When we stand in a state of thankfulness for what we currently have, we evade standing in resentment for what we should have had or desperation for what we could potentially have. We tell the universe that we find life to be delicious, which in turn invites in only more beauty to taste.
Living a life of gratitude is a committed practice, which can come in the form of daily gratitude lists, affirmations, or simply subtle mindset shifts. Less complaining, more reflecting. This way of living is a quest we’re all begging to conquer, but what happens when life is asking of you to begin expressing that same gratitude for the stuff that’s broken you?
Saying thank you for the bloom of a garden that greets us in the springtime, the adventures full of laughter and first times that find us unexpectedly, the yes that feels like an exhale doesn’t cost us any trouble.
It’s saying thank you for the 5 PM nightfall, the uncomfortable conversations that force a truth you hadn’t scripted and rehearsed yet, the no that feels like a personal war that costs us everything we’ve got.
And why should we thank the awful? Why would we embrace pain, look an intruder in the eye and invite him in for coffee?
Because awful is a choice. The perceived poison of our lives is only so because we’ve decided it to be. We decide this is something that is happening “to” us rather than “for” us because it’s unsettling and challenges our attachment to comfort and emotional safety.
Life’s tower moments make us feel emotions we’ve been conditioned to see as negative, moments that urge us to confront the wounds and triggers associated with said discomfort.
Sure, this is tougher to stomach when we’re confronting grief or deep loss.

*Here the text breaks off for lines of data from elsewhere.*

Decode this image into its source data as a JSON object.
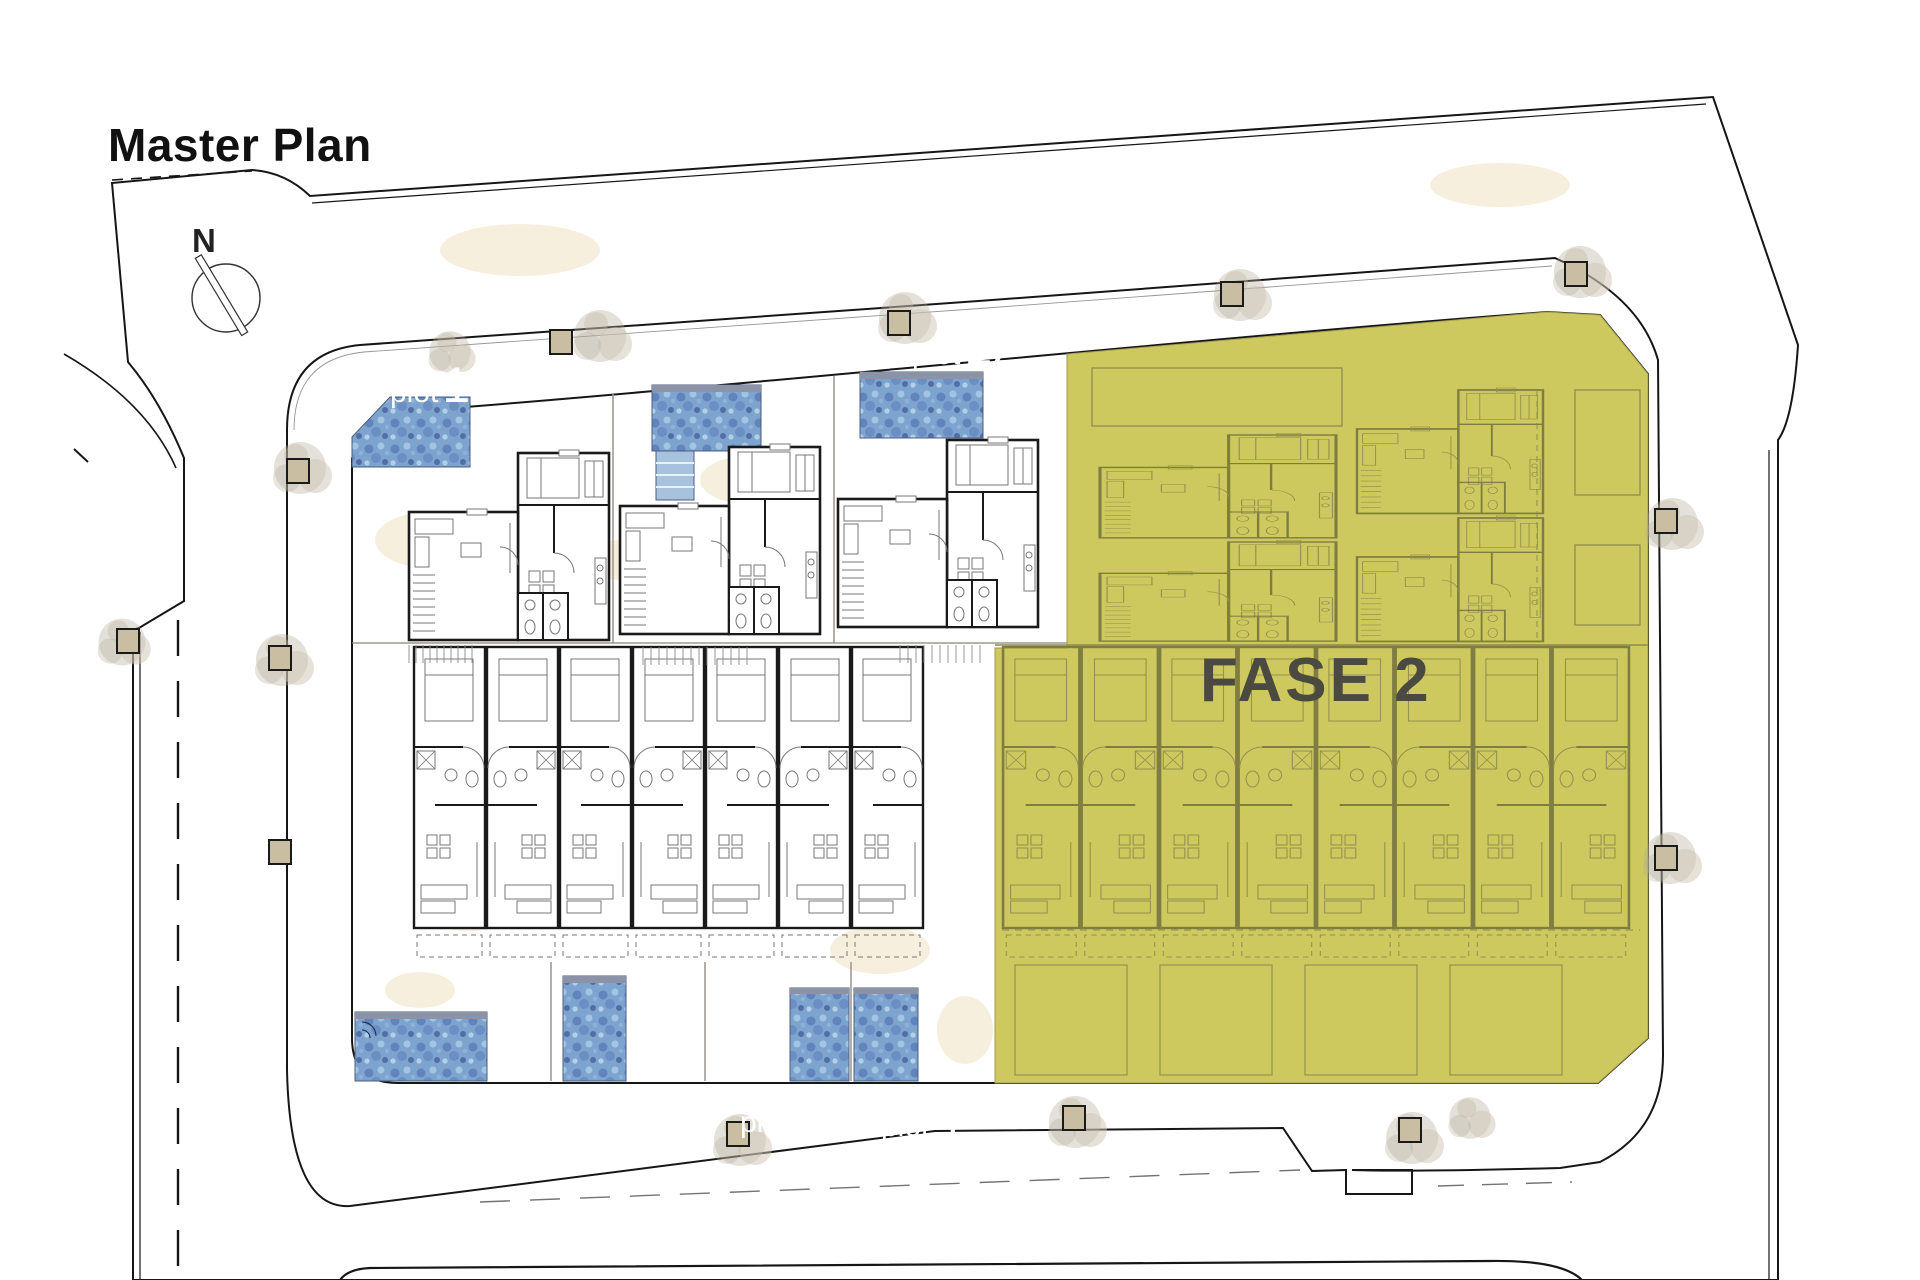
{
  "title": "Master Plan",
  "compass": {
    "label": "N"
  },
  "phase": {
    "label": "FASE 2"
  },
  "plot_labels": [
    {
      "word": "plot",
      "number": "14"
    },
    {
      "word": "plot",
      "number": "13"
    },
    {
      "word": "plot",
      "number": "12"
    },
    {
      "word": "plot",
      "number": "1"
    },
    {
      "word": "plot",
      "number": "2"
    },
    {
      "word": "plot",
      "number": "3"
    },
    {
      "word": "plot",
      "number": "4"
    }
  ],
  "colors": {
    "background": "#ffffff",
    "parcel": "#ece3d6",
    "road": "#b3ab9a",
    "block": "#fcf6e7",
    "sand": "#f0e0bd",
    "pool_base": "#7da4cf",
    "phase_fill": "#cdc95e",
    "phase_line": "#8f8c4d",
    "wall": "#161616",
    "label": "#ffffff",
    "phase_text": "#4b4a40",
    "title_text": "#111111"
  }
}
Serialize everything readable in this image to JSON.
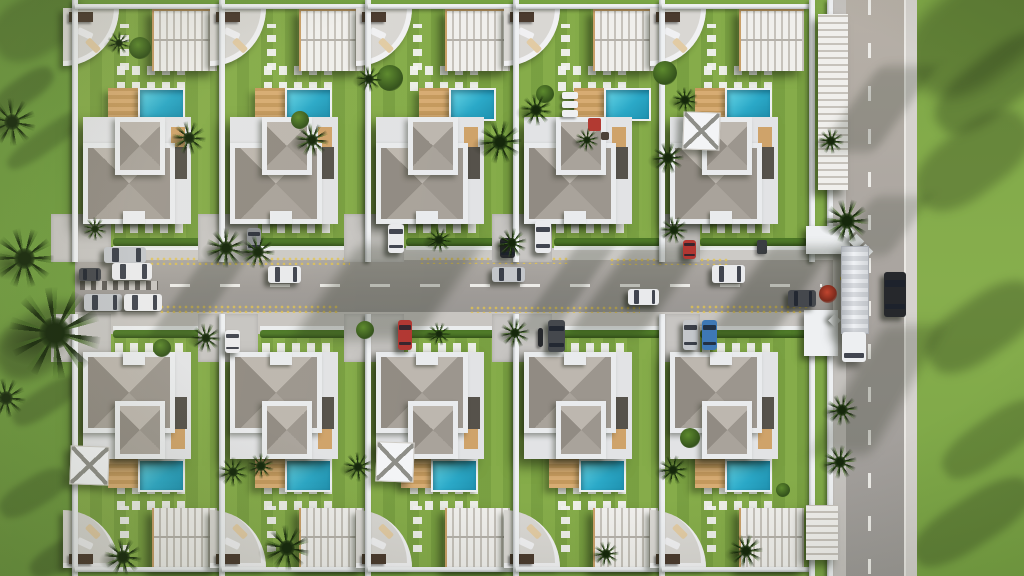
{
  "scene": {
    "title": "Aerial top-down 3D render of a gated villa community: two rows of five white villas with grey hip roofs, turquoise pools, wood decks, pergola carports, palm trees, a central street with cars and a perimeter road with a truck",
    "canvas": {
      "w": 1024,
      "h": 576
    },
    "palette": {
      "grass": "#75a242",
      "grassLeft": "#6d9a3e",
      "grassRight": "#82aa49",
      "lotLawn": "#7fa845",
      "hedge": "#4e7a28",
      "road": "#a19e9a",
      "sidewalk": "#cccac6",
      "apron": "#c7c5c2",
      "wall": "#eef0f2",
      "wallShade": "#b7babd",
      "trim": "#e9ebed",
      "roofTop": "#bdb7af",
      "roofRight": "#9c968e",
      "roofBottom": "#a9a39b",
      "roofLeft": "#918b83",
      "poolLight": "#68d5e5",
      "pool": "#2ba9c8",
      "poolDeep": "#1f90ae",
      "deckLight": "#d7ac73",
      "deckDark": "#c59a5e",
      "woodAccent": "#cfa36a",
      "darkAccent": "#56524b",
      "marking": "#edece8",
      "speckle": "#dfc05a",
      "palmDark": "#26421a",
      "shadow": "#16200e"
    },
    "development": {
      "lot_count": 10,
      "lots_per_row": 5,
      "lot_xs": [
        75,
        222,
        368,
        516,
        662
      ],
      "lot_w": 147,
      "row_top_y": 0,
      "row_bottom_y": 326,
      "row_h": 250,
      "right_wall_x": 809,
      "pool_shift_top_row": [
        0,
        0,
        0,
        18,
        25
      ]
    },
    "roads": {
      "main": {
        "x": 75,
        "y": 260,
        "w": 779,
        "h": 52,
        "dash_y": 284
      },
      "side": {
        "x": 846,
        "y": 0,
        "w": 58,
        "h": 576,
        "dash_x": 868,
        "left_sidewalk": [
          833,
          846
        ],
        "right_sidewalk": [
          904,
          917
        ],
        "boundary_wall_x": 827
      },
      "sidewalk_top": {
        "y": 248,
        "h": 12
      },
      "sidewalk_bottom": {
        "y": 312,
        "h": 24
      },
      "parking_hatch": [
        80,
        281,
        78,
        9
      ]
    },
    "vehicles": {
      "car_colors": {
        "white": "#e9eaec",
        "silver": "#c3c6ca",
        "gray": "#8a8d91",
        "darkgray": "#45484d",
        "black": "#26282c",
        "red": "#b23732",
        "blue": "#3e78b5"
      },
      "cars": [
        [
          104,
          247,
          42,
          16,
          "silver",
          "h"
        ],
        [
          112,
          263,
          40,
          17,
          "white",
          "h"
        ],
        [
          79,
          268,
          22,
          13,
          "darkgray",
          "h"
        ],
        [
          84,
          294,
          38,
          17,
          "silver",
          "h"
        ],
        [
          124,
          294,
          38,
          17,
          "white",
          "h"
        ],
        [
          268,
          266,
          33,
          17,
          "white",
          "h"
        ],
        [
          492,
          267,
          33,
          15,
          "silver",
          "h"
        ],
        [
          712,
          265,
          33,
          18,
          "white",
          "h"
        ],
        [
          628,
          289,
          31,
          16,
          "white",
          "h"
        ],
        [
          788,
          290,
          28,
          17,
          "darkgray",
          "h"
        ],
        [
          247,
          228,
          14,
          24,
          "gray",
          "v"
        ],
        [
          388,
          224,
          16,
          29,
          "white",
          "v"
        ],
        [
          500,
          238,
          15,
          20,
          "black",
          "v"
        ],
        [
          535,
          221,
          16,
          32,
          "white",
          "v"
        ],
        [
          683,
          240,
          13,
          19,
          "red",
          "v"
        ],
        [
          225,
          330,
          15,
          23,
          "white",
          "v"
        ],
        [
          398,
          320,
          14,
          30,
          "red",
          "v"
        ],
        [
          548,
          320,
          17,
          32,
          "darkgray",
          "v"
        ],
        [
          683,
          320,
          15,
          30,
          "silver",
          "v"
        ],
        [
          702,
          320,
          15,
          30,
          "blue",
          "v"
        ],
        [
          884,
          272,
          22,
          45,
          "black",
          "v"
        ]
      ],
      "truck": {
        "trailer": [
          841,
          246,
          26,
          86
        ],
        "cab": [
          842,
          332,
          24,
          30
        ]
      },
      "motorcycle": [
        538,
        328,
        5,
        19
      ]
    },
    "palms": [
      [
        55,
        333,
        46
      ],
      [
        12,
        122,
        24
      ],
      [
        24,
        258,
        30
      ],
      [
        6,
        398,
        20
      ],
      [
        189,
        138,
        17
      ],
      [
        226,
        248,
        20
      ],
      [
        258,
        252,
        17
      ],
      [
        312,
        140,
        17
      ],
      [
        500,
        142,
        22
      ],
      [
        536,
        110,
        16
      ],
      [
        512,
        243,
        15
      ],
      [
        515,
        333,
        15
      ],
      [
        668,
        158,
        16
      ],
      [
        685,
        100,
        13
      ],
      [
        674,
        230,
        14
      ],
      [
        847,
        221,
        22
      ],
      [
        831,
        141,
        13
      ],
      [
        842,
        410,
        16
      ],
      [
        840,
        462,
        17
      ],
      [
        206,
        338,
        15
      ],
      [
        233,
        472,
        15
      ],
      [
        358,
        467,
        15
      ],
      [
        287,
        548,
        23
      ],
      [
        123,
        557,
        19
      ],
      [
        261,
        466,
        13
      ],
      [
        673,
        470,
        15
      ],
      [
        746,
        551,
        17
      ],
      [
        606,
        554,
        13
      ],
      [
        119,
        43,
        12
      ],
      [
        369,
        79,
        13
      ],
      [
        95,
        229,
        12
      ],
      [
        439,
        240,
        13
      ],
      [
        439,
        334,
        12
      ],
      [
        587,
        140,
        12
      ]
    ],
    "bushes": [
      [
        140,
        48,
        11,
        "green"
      ],
      [
        390,
        78,
        13,
        "green"
      ],
      [
        665,
        73,
        12,
        "green"
      ],
      [
        545,
        94,
        9,
        "green"
      ],
      [
        300,
        120,
        9,
        "green"
      ],
      [
        162,
        348,
        9,
        "green"
      ],
      [
        690,
        438,
        10,
        "green"
      ],
      [
        365,
        330,
        9,
        "green"
      ],
      [
        828,
        294,
        9,
        "red"
      ],
      [
        783,
        490,
        7,
        "green"
      ]
    ],
    "canopies": [
      [
        683,
        112,
        35,
        36
      ],
      [
        70,
        446,
        37,
        37
      ],
      [
        376,
        442,
        36,
        38
      ]
    ],
    "poolside": {
      "loungers": [
        [
          562,
          92,
          16,
          7
        ],
        [
          562,
          101,
          16,
          7
        ],
        [
          562,
          110,
          16,
          7
        ]
      ],
      "red_mat": [
        588,
        118,
        13,
        13
      ],
      "table": [
        601,
        132,
        8,
        8
      ]
    },
    "bins": [
      [
        757,
        240,
        10,
        14
      ]
    ],
    "gate": {
      "top_block": [
        806,
        226,
        44,
        28
      ],
      "bottom_block": [
        804,
        310,
        34,
        46
      ],
      "diamonds": [
        [
          842,
          226,
          11
        ],
        [
          851,
          236,
          11
        ],
        [
          860,
          246,
          11
        ],
        [
          830,
          316,
          9
        ]
      ],
      "flag": [
        840,
        276,
        5,
        5
      ]
    },
    "carports_right": [
      [
        818,
        14,
        30,
        176
      ],
      [
        806,
        505,
        32,
        55
      ]
    ],
    "tree_shadows": [
      [
        -12,
        78,
        70,
        26,
        -35,
        0.28,
        3
      ],
      [
        0,
        128,
        95,
        22,
        -35,
        0.24,
        3
      ],
      [
        -8,
        312,
        100,
        58,
        -32,
        0.34,
        5
      ],
      [
        8,
        388,
        75,
        26,
        -33,
        0.26,
        3
      ],
      [
        -4,
        478,
        75,
        30,
        -31,
        0.24,
        3
      ],
      [
        26,
        538,
        85,
        28,
        -29,
        0.28,
        3
      ],
      [
        900,
        -14,
        150,
        95,
        -38,
        0.3,
        7
      ],
      [
        925,
        55,
        140,
        55,
        -38,
        0.28,
        5
      ],
      [
        908,
        128,
        130,
        65,
        -37,
        0.26,
        5
      ],
      [
        920,
        298,
        125,
        58,
        -35,
        0.28,
        5
      ],
      [
        935,
        418,
        115,
        42,
        -35,
        0.23,
        4
      ],
      [
        905,
        498,
        135,
        48,
        -33,
        0.26,
        4
      ],
      [
        -10,
        -6,
        95,
        60,
        -30,
        0.22,
        4
      ]
    ],
    "road_shadows": [
      [
        180,
        246,
        44,
        92,
        -35,
        0.2,
        4
      ],
      [
        325,
        244,
        125,
        96,
        -35,
        0.25,
        6
      ],
      [
        545,
        246,
        38,
        90,
        -35,
        0.2,
        4
      ],
      [
        598,
        246,
        75,
        90,
        -35,
        0.23,
        5
      ],
      [
        738,
        246,
        65,
        92,
        -35,
        0.25,
        5
      ],
      [
        846,
        325,
        62,
        130,
        -30,
        0.22,
        6
      ],
      [
        848,
        66,
        58,
        86,
        -36,
        0.2,
        5
      ],
      [
        852,
        196,
        58,
        60,
        -36,
        0.18,
        5
      ]
    ],
    "speckle_strips": [
      [
        150,
        257,
        200,
        8
      ],
      [
        420,
        257,
        150,
        7
      ],
      [
        610,
        258,
        120,
        7
      ],
      [
        160,
        305,
        180,
        8
      ],
      [
        470,
        306,
        170,
        7
      ],
      [
        690,
        305,
        120,
        8
      ],
      [
        240,
        222,
        60,
        6
      ],
      [
        560,
        338,
        80,
        6
      ]
    ]
  }
}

But these are emotions that seem to be inevitable within the human experience— you can drag it out in resistance to it, or hold its hand and alchemize it into something that deepens you.
The 5 PM nightfall gifts you a chance to spend more evenings at home, less distracted, and more attentive to the nighttime self-care routine you now have a chance to build.
The unexpected uncomfortable conversation is a brutal and necessary lesson in boundaries, in radical self-love, in the hardening of your strength and liberation of your stagnant truth.
And the no that feels like a personal war— well, if you hadn’t grown so much if you hadn’t done so much work on your own personal evolution, that no would have been a people-pleasing yes, and what a beautiful opportunity to be shown just how far you’ve come.
If life weren’t to have these peaks and valleys, we’d remain simple and uninspired. And sure, maybe that’s conceptually inviting— a predictable life lacking challenge and strife. But we’d be missing out on the emotional biodiversity of being human, of the range of feelings we amongst other mammals uniquely sit with. You’d only be able to connect with others on a dermis level because you wouldn’t be able to envision the colors of life they’d open up about, the deeper and darker shades you’d never seen before.
Every trial and tribulation, every pivot and turn, is a winding road that leads you to the evolution of self you would have never met had life not put you through an obstacle course. How can you truly bask in thankfulness for a sweet flavor without knowing what it’s like to be fed sour?
It’s easy to heal when we’re in a therapy session or in our bedrooms journaling. Safe, in control. The real test is when we’re in the eye of a trigger, in the physical experience of it all that life asks of you “Are you really committed? To living a life of full potential, of self-empowerment, of gratitude for every drop of it?”
But what’s most important is that this doesn’t mean to spiritually bypass, or turn the other cheek in the face of abuse. To blindly smile through anguish will only push it down further until it festers and becomes a much larger wound. Acknowledge the envy, the rage, the disappointment, the betrayal, and the suffering. Hold all those responsible accountable and sit with the ick it’s brought you.
The key to living life gratefully is to communicate with your feelings honestly and make sure that the last stage of your grieving process is the sigh of relief that it happened to you. That it brought you an invaluable deepening. That you now have a story to tell.
So take some time to sit with all the ways in which your heartbreaks and failures changed you, awakened a new knowing, and grew you into a new era of self. What they taught you about new boundaries to build, or perhaps ones meant to be demolished, and the reacquaintance of bravery you’d left in childhood.
And maybe, just maybe, you’ll be glad it all happened.